The birthplace of the nuclear bomb looks remarkably similar to some hill towns in Iraq, according to peace activist Kathy Kelly.
Except those towns don’t have electricity, Kelly observed as she marched down Trinity Street in Los Alamos. It was Kelly’s first time in Los Alamos, even though she has traveled repeatedly to Iraq and other war-torn parts of the world in the hope of quelling violence.
Kelly- who helped form the group Voices in the Wilderness in 1996 to challenge what the group viewed as economic warfare being perpetrated on the Iraqi people through sanctions- marched alongside Father John Dear, who leads the Pax Christi Catholic peace movement in New Mexico.
They were joined by roughly 150 other peace activists Sunday, the 61st anniversary of the Aug. 6, 1945 bombing of Hiroshima during World War II, to protest Los Alamos National Lab’s nuclear weapons program and the Iraq war.
Kelly said there was nothing to deter her from “the wonder and the beauty” of Los Alamos, before remarking that the mountain setting reminded her of similar towns she has visited in Kurdistan, inside Iraq.
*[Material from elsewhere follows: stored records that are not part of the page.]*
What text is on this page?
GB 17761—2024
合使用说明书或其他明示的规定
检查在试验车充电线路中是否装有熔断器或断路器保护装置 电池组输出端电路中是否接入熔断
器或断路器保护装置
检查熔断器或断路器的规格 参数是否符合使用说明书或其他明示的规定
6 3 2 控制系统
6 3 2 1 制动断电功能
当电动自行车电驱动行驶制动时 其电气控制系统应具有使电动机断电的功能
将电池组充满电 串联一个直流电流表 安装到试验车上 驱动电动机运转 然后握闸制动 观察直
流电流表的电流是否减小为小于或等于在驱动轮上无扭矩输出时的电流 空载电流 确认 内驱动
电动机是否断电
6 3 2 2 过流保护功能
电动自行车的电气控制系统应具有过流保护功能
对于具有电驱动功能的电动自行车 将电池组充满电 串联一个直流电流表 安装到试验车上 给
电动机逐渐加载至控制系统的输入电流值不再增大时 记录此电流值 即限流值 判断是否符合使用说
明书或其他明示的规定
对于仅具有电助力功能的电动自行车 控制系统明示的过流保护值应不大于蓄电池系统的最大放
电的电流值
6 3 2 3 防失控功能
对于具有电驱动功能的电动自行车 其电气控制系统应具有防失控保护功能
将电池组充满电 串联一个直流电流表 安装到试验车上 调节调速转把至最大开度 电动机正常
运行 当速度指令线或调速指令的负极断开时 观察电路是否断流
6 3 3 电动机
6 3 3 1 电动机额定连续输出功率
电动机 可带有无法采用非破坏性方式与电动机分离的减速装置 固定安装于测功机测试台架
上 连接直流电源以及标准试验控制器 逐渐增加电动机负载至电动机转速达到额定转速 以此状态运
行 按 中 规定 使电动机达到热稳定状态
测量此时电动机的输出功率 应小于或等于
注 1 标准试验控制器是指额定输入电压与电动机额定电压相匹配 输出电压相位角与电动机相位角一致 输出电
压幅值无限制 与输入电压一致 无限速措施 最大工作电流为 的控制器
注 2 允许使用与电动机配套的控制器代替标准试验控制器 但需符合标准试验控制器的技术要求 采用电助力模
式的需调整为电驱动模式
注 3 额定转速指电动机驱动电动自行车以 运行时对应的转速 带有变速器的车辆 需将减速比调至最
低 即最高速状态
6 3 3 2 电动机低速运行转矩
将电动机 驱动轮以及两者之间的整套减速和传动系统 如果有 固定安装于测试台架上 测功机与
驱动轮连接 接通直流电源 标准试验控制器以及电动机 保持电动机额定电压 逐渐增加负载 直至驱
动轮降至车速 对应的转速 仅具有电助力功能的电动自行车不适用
The peace activist’s message while in Los Alamos was simple: “We need these scientists, desperately. These are people that if they could apply their expertise and their ingenuity and their money, they could be helping us solve problems like renewable energy and the environment,” instead of helping to develop nuclear weapons.
Kelly and Dear led a trail of activists armed with signs denouncing the Iraq war, calling for nuclear disarmament and evoking Christian principles in support of those causes. One sign read, “Who would Jesus bomb?”
Dressed in sackcloth as a biblical sign of repentance, Dear and others marched in pairs down Trinity Street, until, stretched out over about a half mile of road, they spread ashes on the ground, sat down and prayed.
Dear said sitting in the ashes symbolized not only the destruction of Hiroshima, but mimicked Biblical rituals of mourning and asking for forgiveness. No one is exempt from the need for forgiveness, Dear said.
“I’m not pointing the finger at anybody in this town. I think they’re all good people, but the work they do is evil,” Dear said. “You cannot follow Jesus and build nuclear weapons at Los Alamos. You cannot worship the God of peace and also build weapons of mass destruction.”
Dear sat in the ashes cross-legged and silent for 30 minutes, praying as cars zoomed by on the road named for the New Mexico site where Los Alamos scientists successfully tested the first nuclear bomb.
“Los Alamos, more than any other city in the world, needs to repent for the sin of war and nuclear weapons,” Dear said earlier.
Signs of an opposing message to Dear’s pacifism were scant Sunday: an old pick-up truck with a large sign, “Remember Pearl Harbor, December 7, 1941,” was parked next to Ashley Pond in downtown Los Alamos.
Cindy Sheehan, the anti-war activist whose soldier son died in the Iraq war, was scheduled to participate in the peace demonstration, but she canceled her appearance because of an invitation to be in Jordan to meet with members of the Iraqi parliament.